If I get sick of one project I just put it away & go on to work on another one.

My biggest rules are to never rush a project & to not set time limits.

I also like to go back into finished projects & upgrade things that I may have overlooked on the original build.
Constructive criticisms on here are always helpful on the finer details missed.
 
@pennausamike: I think you have the record for the greatest number of simultaneous builds, but at least you're getting them done! Nice work, brother!
 

Chris Fields

Well-Known Member
RPF PREMIUM MEMBER
Well, mine tend to come from costumes I want to do, or my friends want to do. I make swords as a side hobby, because I loved ren fairs and doing stunt shows with sword work, and I couldn't find a good enough sword, so I started making my own. A friend of mine wanted to be wolverine about 7 years back, so I made aluminum wolverine claws. I wanted to be Captain America, so I made the movie shield, etc... I think I tend to focus on one major prop at a time. However, I also have other major projects going on, like my new 75 gallon marine aquarium that I am building a stand for, or fixing my house up and adding onto it. If i don't finish a project in a decent amount of time, I usually feel awful and I either finish right away, or discard it. It's always a tough call. I try not to overload myself, but somehow it always happens. lol
 

PotionMistress

Sr Member
I think we are all cast from the same mold!!

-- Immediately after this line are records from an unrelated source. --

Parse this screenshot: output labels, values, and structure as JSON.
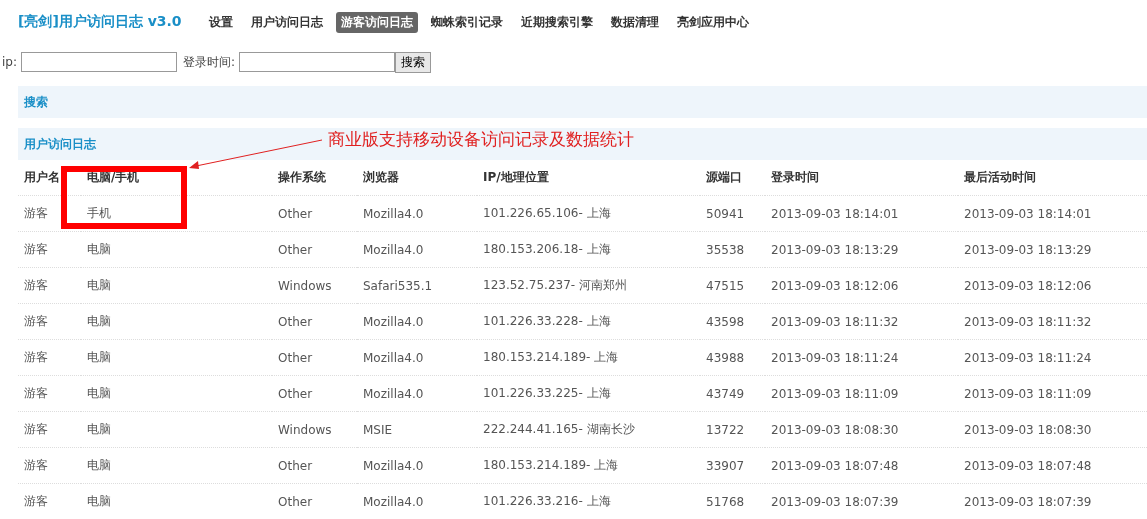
{
  "title": "[亮剑]用户访问日志 v3.0",
  "nav": [
    {
      "label": "设置",
      "selected": false
    },
    {
      "label": "用户访问日志",
      "selected": false
    },
    {
      "label": "游客访问日志",
      "selected": true
    },
    {
      "label": "蜘蛛索引记录",
      "selected": false
    },
    {
      "label": "近期搜索引擎",
      "selected": false
    },
    {
      "label": "数据清理",
      "selected": false
    },
    {
      "label": "亮剑应用中心",
      "selected": false
    }
  ],
  "filters": [
    {
      "label": "ip:"
    },
    {
      "label": "登录时间:"
    }
  ],
  "search_button": "搜索",
  "search_bar": "搜索",
  "section_title": "用户访问日志",
  "annotation": "商业版支持移动设备访问记录及数据统计",
  "table": {
    "columns": [
      "用户名",
      "电脑/手机",
      "操作系统",
      "浏览器",
      "IP/地理位置",
      "源端口",
      "登录时间",
      "最后活动时间"
    ],
    "rows": [
      [
        "游客",
        "手机",
        "Other",
        "Mozilla4.0",
        "101.226.65.106- 上海",
        "50941",
        "2013-09-03 18:14:01",
        "2013-09-03 18:14:01"
      ],
      [
        "游客",
        "电脑",
        "Other",
        "Mozilla4.0",
        "180.153.206.18- 上海",
        "35538",
        "2013-09-03 18:13:29",
        "2013-09-03 18:13:29"
      ],
      [
        "游客",
        "电脑",
        "Windows",
        "Safari535.1",
        "123.52.75.237- 河南郑州",
        "47515",
        "2013-09-03 18:12:06",
        "2013-09-03 18:12:06"
      ],
      [
        "游客",
        "电脑",
        "Other",
        "Mozilla4.0",
        "101.226.33.228- 上海",
        "43598",
        "2013-09-03 18:11:32",
        "2013-09-03 18:11:32"
      ],
      [
        "游客",
        "电脑",
        "Other",
        "Mozilla4.0",
        "180.153.214.189- 上海",
        "43988",
        "2013-09-03 18:11:24",
        "2013-09-03 18:11:24"
      ],
      [
        "游客",
        "电脑",
        "Other",
        "Mozilla4.0",
        "101.226.33.225- 上海",
        "43749",
        "2013-09-03 18:11:09",
        "2013-09-03 18:11:09"
      ],
      [
        "游客",
        "电脑",
        "Windows",
        "MSIE",
        "222.244.41.165- 湖南长沙",
        "13722",
        "2013-09-03 18:08:30",
        "2013-09-03 18:08:30"
      ],
      [
        "游客",
        "电脑",
        "Other",
        "Mozilla4.0",
        "180.153.214.189- 上海",
        "33907",
        "2013-09-03 18:07:48",
        "2013-09-03 18:07:48"
      ],
      [
        "游客",
        "电脑",
        "Other",
        "Mozilla4.0",
        "101.226.33.216- 上海",
        "51768",
        "2013-09-03 18:07:39",
        "2013-09-03 18:07:39"
      ]
    ]
  }
}
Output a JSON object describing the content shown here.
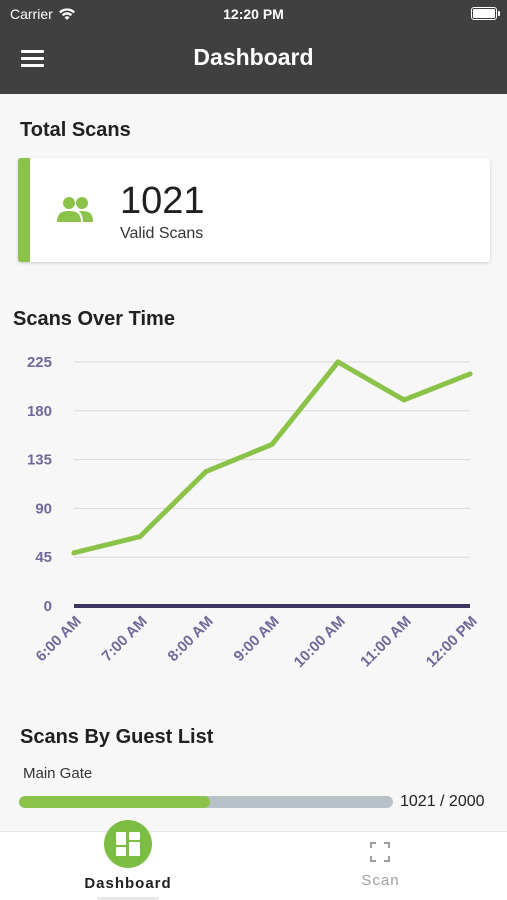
{
  "status_bar": {
    "carrier": "Carrier",
    "time": "12:20 PM"
  },
  "nav": {
    "title": "Dashboard",
    "menu_icon": "hamburger-menu-icon"
  },
  "total_scans": {
    "section_title": "Total Scans",
    "value": "1021",
    "label": "Valid Scans",
    "icon": "people-icon",
    "accent_color": "#8bc34a"
  },
  "scans_over_time": {
    "section_title": "Scans Over Time"
  },
  "chart_data": {
    "type": "line",
    "title": "Scans Over Time",
    "categories": [
      "6:00 AM",
      "7:00 AM",
      "8:00 AM",
      "9:00 AM",
      "10:00 AM",
      "11:00 AM",
      "12:00 PM"
    ],
    "values": [
      49,
      64,
      124,
      149,
      225,
      190,
      214
    ],
    "ylim": [
      0,
      225
    ],
    "yticks": [
      "225",
      "180",
      "135",
      "90",
      "45",
      "0"
    ],
    "grid": true,
    "line_color": "#8bc34a",
    "axis_color": "#3b3760"
  },
  "guest_list": {
    "section_title": "Scans By Guest List",
    "items": [
      {
        "name": "Main Gate",
        "progress_text": "1021 / 2000",
        "fraction": 0.5105
      }
    ]
  },
  "tabbar": {
    "tabs": [
      {
        "label": "Dashboard",
        "icon": "dashboard-icon",
        "active": true
      },
      {
        "label": "Scan",
        "icon": "scan-icon",
        "active": false
      }
    ]
  }
}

I'm like most of you, juggling numerous projects at the same time, working on varying layers of each project as needed between each other to optimize time and energy.

Many of the projects I undertake are for things for other people, and in themes I may not even be familiar with, let alone love. But with research to create something for someone else, I often find a passion for it and the theme that otherwise I would not have. I've learned a lot that way and have expanded my media appreciation to boot!